И вот мы подошли к этой страшной двери. Кстати, до этого я ещё ни разу не была в кабинете директора. Мне казалось, что я ощутимо тряслась, до последнего упираясь. Но классная буквально втолкнула меня внутрь, зашла сама и прикрыла за собой дверь, отрезав путь к отступлению.
Я попыталась стоять спокойно, не теряя человеческого достоинства, но меня будто к земле клонило: хотелось пригнуться, заползти по шкаф, спрятаться. Впервые в жизни я была счастлива, что Галина Антоновна рядом. Директор же сидел в это время за своим огромным письменный столом, заваленным бумагами. Когда мы вошли, он так и застыл, глядя на нас, держа в одной руке карандаш, а в другой какой-то бланк. Он быстро оглядел меня. Вид был тот ещё: сарафан свернут набок, так что один край подола выше другого, верхние пуговицы блузки небрежно расстёгнуты, из-за чего развязалась шёлковая ленточка под воротничком. В довершение — лицо раскрасневшееся, а глаза готовы в любую минуту наполниться слезами отчаяния. Стоявшая рядом Галина Антоновна выглядела грозно и невозмутимо, обращаясь к директору:
— Вот, привела её. Вы только полюбуйтесь! Еле дотащила: вырывалась, будто я её на убой вела. Стыдно ей, видимо!
— Да что вы говорите… — директор с азартным интересом продолжал рассматривать меня, прищурив глаза и выдавая одну из этих своих неприятных улыбочек, которые я так не любила. — Что ж, Галина Антоновна, благодарю Вас за ответственность и профессионализм, можете идти, — он отложил документы, которыми занимался и поднялся.
— Будьте добры, разрешите мне поприсутствовать: она всё-таки из моего класса, я должна…
— Нет-нет, в этом нет необходимости. Возвращайтесь к делам, — произнес он холодно.
— Нет, я всё же… — не унималась она.
— Галина Антоновна! — не выдержал он. — Возвращайтесь к своим прямым обязанностям — проводите урок! Вас там ждёт целый класс, а с одной отбившейся от рук девчонкой, будьте спокойны, я справлюсь сам! — проговорил он это так грозно, что она тут же закивала и мгновенно ретировалась, закрыв за собой дверь.

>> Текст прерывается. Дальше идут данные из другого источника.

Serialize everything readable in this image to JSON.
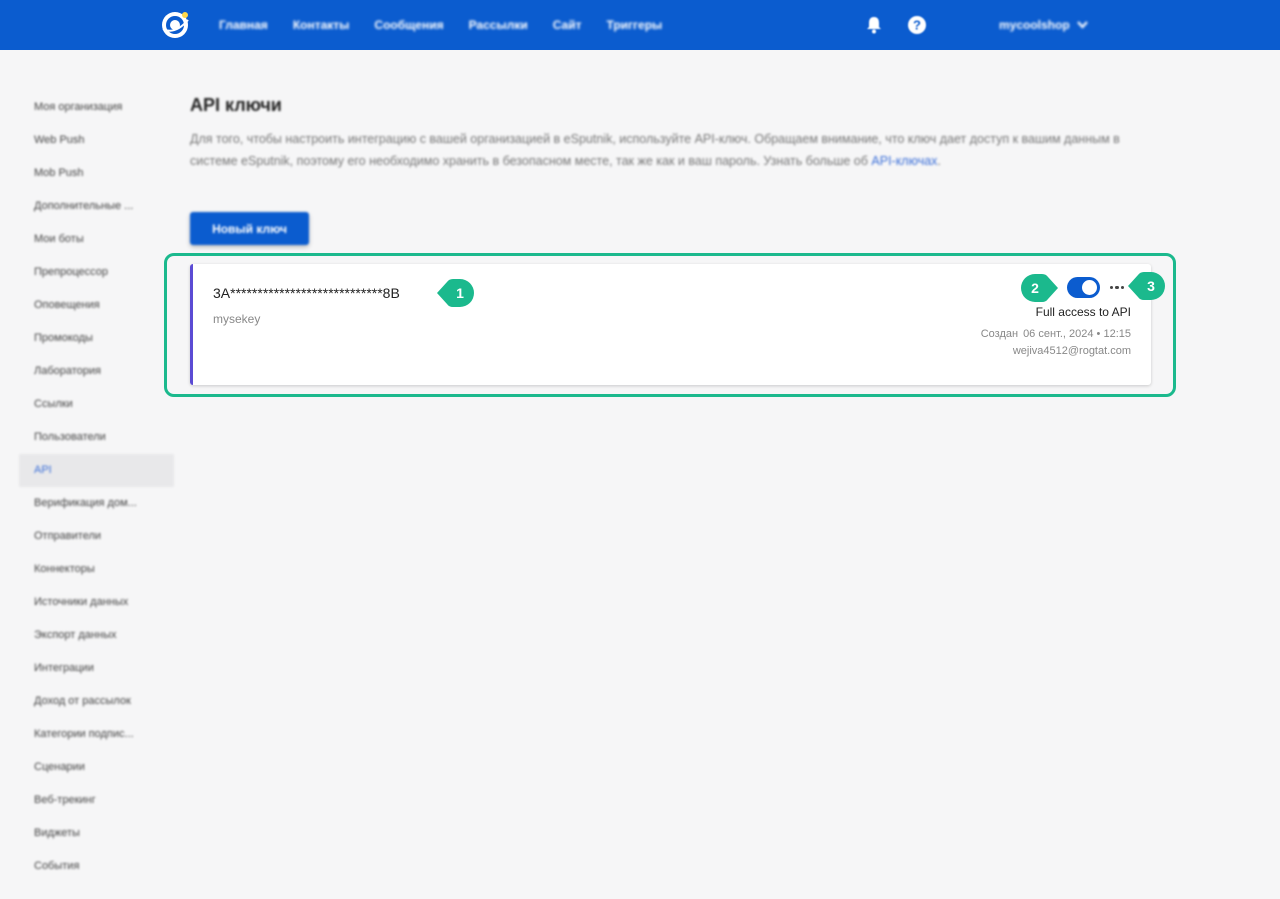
{
  "app": {
    "logo_icon": "esputnik-logo",
    "brand_color": "#0b5ccf",
    "highlight_color": "#1bb98d"
  },
  "nav": {
    "items": [
      "Главная",
      "Контакты",
      "Сообщения",
      "Рассылки",
      "Сайт",
      "Триггеры"
    ],
    "notification_icon": "bell-icon",
    "help_icon": "question-circle-icon",
    "account": "mycoolshop"
  },
  "sidebar": {
    "items": [
      "Моя организация",
      "Web Push",
      "Mob Push",
      "Дополнительные ...",
      "Мои боты",
      "Препроцессор",
      "Оповещения",
      "Промокоды",
      "Лаборатория",
      "Ссылки",
      "Пользователи",
      "API",
      "Верификация дом...",
      "Отправители",
      "Коннекторы",
      "Источники данных",
      "Экспорт данных",
      "Интеграции",
      "Доход от рассылок",
      "Категории подпис...",
      "Сценарии",
      "Веб-трекинг",
      "Виджеты",
      "События"
    ],
    "active_index": 11
  },
  "page": {
    "title": "API ключи",
    "description": "Для того, чтобы настроить интеграцию с вашей организацией в eSputnik, используйте API-ключ. Обращаем внимание, что ключ дает доступ к вашим данным в системе eSputnik, поэтому его необходимо хранить в безопасном месте, так же как и ваш пароль. Узнать больше об",
    "description_link": "API-ключах",
    "description_end": ".",
    "new_key_button": "Новый ключ"
  },
  "key_card": {
    "key_masked": "3A****************************8B",
    "name": "mysekey",
    "enabled": true,
    "access": "Full access to API",
    "created_label": "Создан",
    "created_date": "06 сент., 2024 • 12:15",
    "created_by": "wejiva4512@rogtat.com"
  },
  "callouts": {
    "one": "1",
    "two": "2",
    "three": "3"
  }
}
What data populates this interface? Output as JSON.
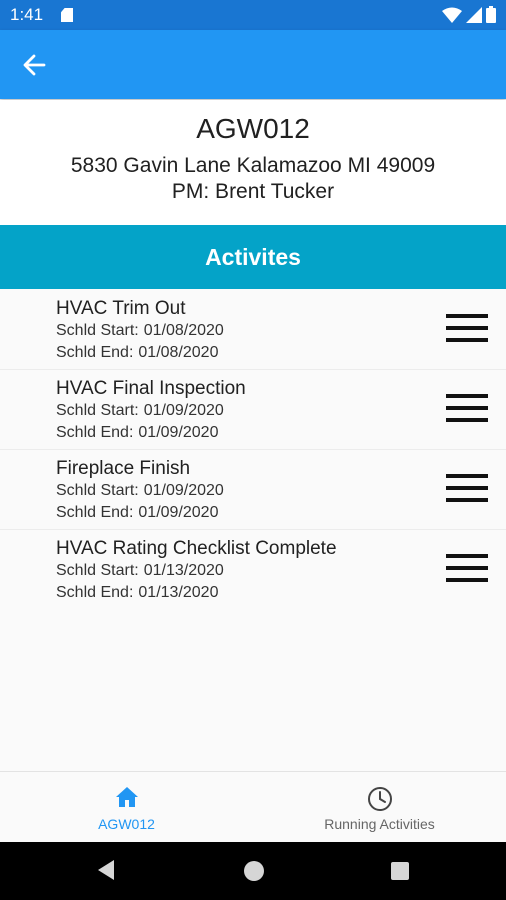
{
  "status_bar": {
    "time": "1:41",
    "icons": [
      "sd-card-icon",
      "wifi-icon",
      "signal-icon",
      "battery-icon"
    ]
  },
  "app_bar": {
    "back_icon": "arrow-left-icon",
    "color": "#2196f3"
  },
  "header": {
    "job_id": "AGW012",
    "address": "5830 Gavin Lane Kalamazoo MI 49009",
    "pm": "PM: Brent Tucker"
  },
  "section": {
    "title": "Activites",
    "color": "#04a3c8"
  },
  "activities": [
    {
      "title": "HVAC Trim Out",
      "start_label": "Schld Start:",
      "start": "01/08/2020",
      "end_label": "Schld End:",
      "end": "01/08/2020"
    },
    {
      "title": "HVAC Final Inspection",
      "start_label": "Schld Start:",
      "start": "01/09/2020",
      "end_label": "Schld End:",
      "end": "01/09/2020"
    },
    {
      "title": "Fireplace Finish",
      "start_label": "Schld Start:",
      "start": "01/09/2020",
      "end_label": "Schld End:",
      "end": "01/09/2020"
    },
    {
      "title": "HVAC Rating Checklist Complete",
      "start_label": "Schld Start:",
      "start": "01/13/2020",
      "end_label": "Schld End:",
      "end": "01/13/2020"
    }
  ],
  "bottom_nav": {
    "tabs": [
      {
        "label": "AGW012",
        "icon": "home-icon",
        "active": true
      },
      {
        "label": "Running Activities",
        "icon": "clock-icon",
        "active": false
      }
    ],
    "active_color": "#2196f3"
  },
  "system_nav": {
    "buttons": [
      "back-triangle-icon",
      "home-circle-icon",
      "recents-square-icon"
    ]
  }
}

Выйдя из оцепенения и осознав, что мы теперь одни, я резко отшатнулась к дальней стене, придвинувшись поближе к выходу. Он лишь молча скалился, выходя из-за стола и направляясь ко мне.
— Не подходите, — наконец выговорила я, правда, не слишком убедительно.

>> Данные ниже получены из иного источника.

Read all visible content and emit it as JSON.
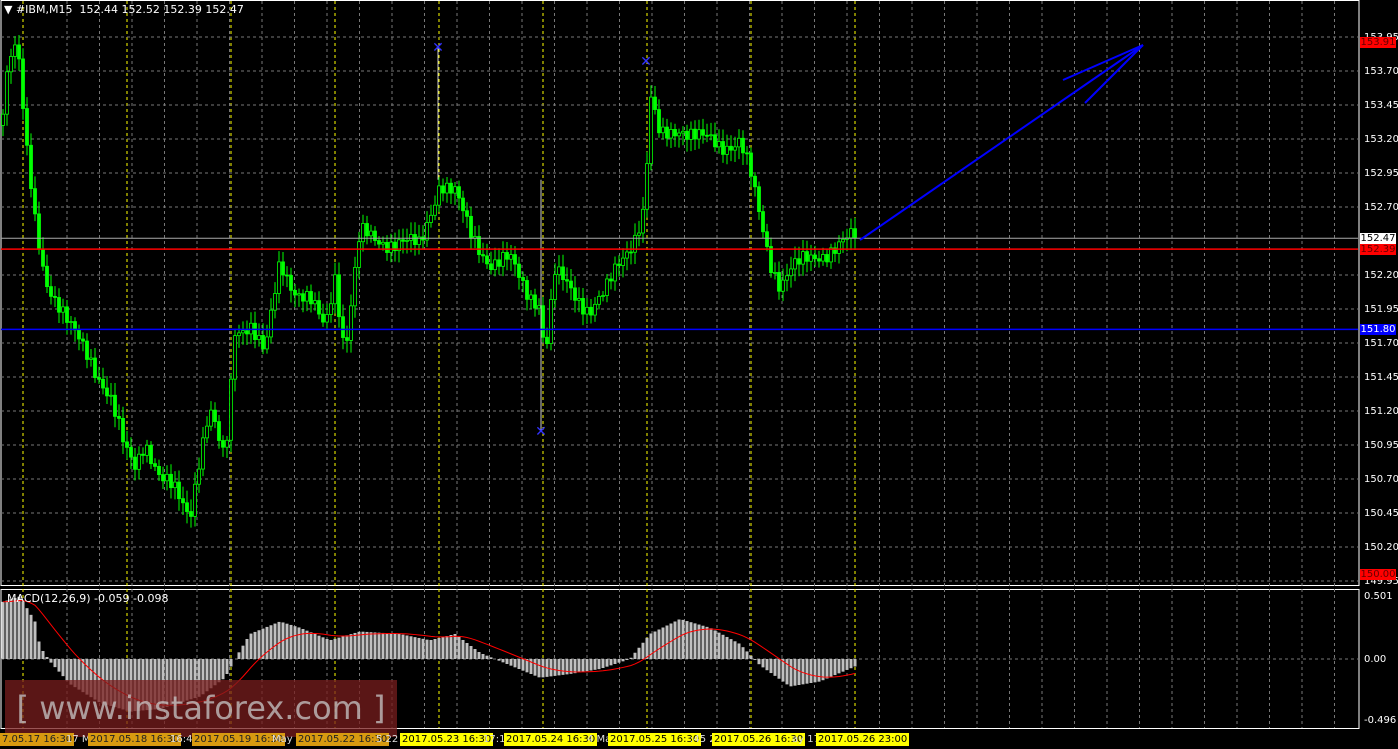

— В чём дело, Полина? Ты что, боишься меня? — он говорил это так гадко насмешливо, что от одного только выражения его лица хотелось плакать.
— Да, — честно ответила я.
— В самом деле? А кто бы мог подумать об этом тогда, когда ты…
— Хватит-хватит, — не хочу это выслушивать. — Знаете, я запуталась в жизни и себе. Крепко ошиблась тогда, да. Это всё было очень даже зря. Может, пора уже забыть об этом?
— Забыть? — он изобразил наигранное удивление. — Сделать вид, что ничего не было? Нет, думаю, не выйдет.
— Почему? — неожиданно, я припомнила то, о чем он боится говорить и осмелела. — Про то, что было с моей сестрой Вы, вроде бы, успешно забыли.
Да, сработало. Я добилась нужно эффекта: он замялся, потупил взгляд, задумался. Он всегда говорил о ней осторожно. Ему правда будто бы не давало покоя то, что произошло.
— Неприятно, да, когда из-за тебя такое происходит? Когда умирает человек? — когда дело касалось моей сестры, я уже не могла остановиться.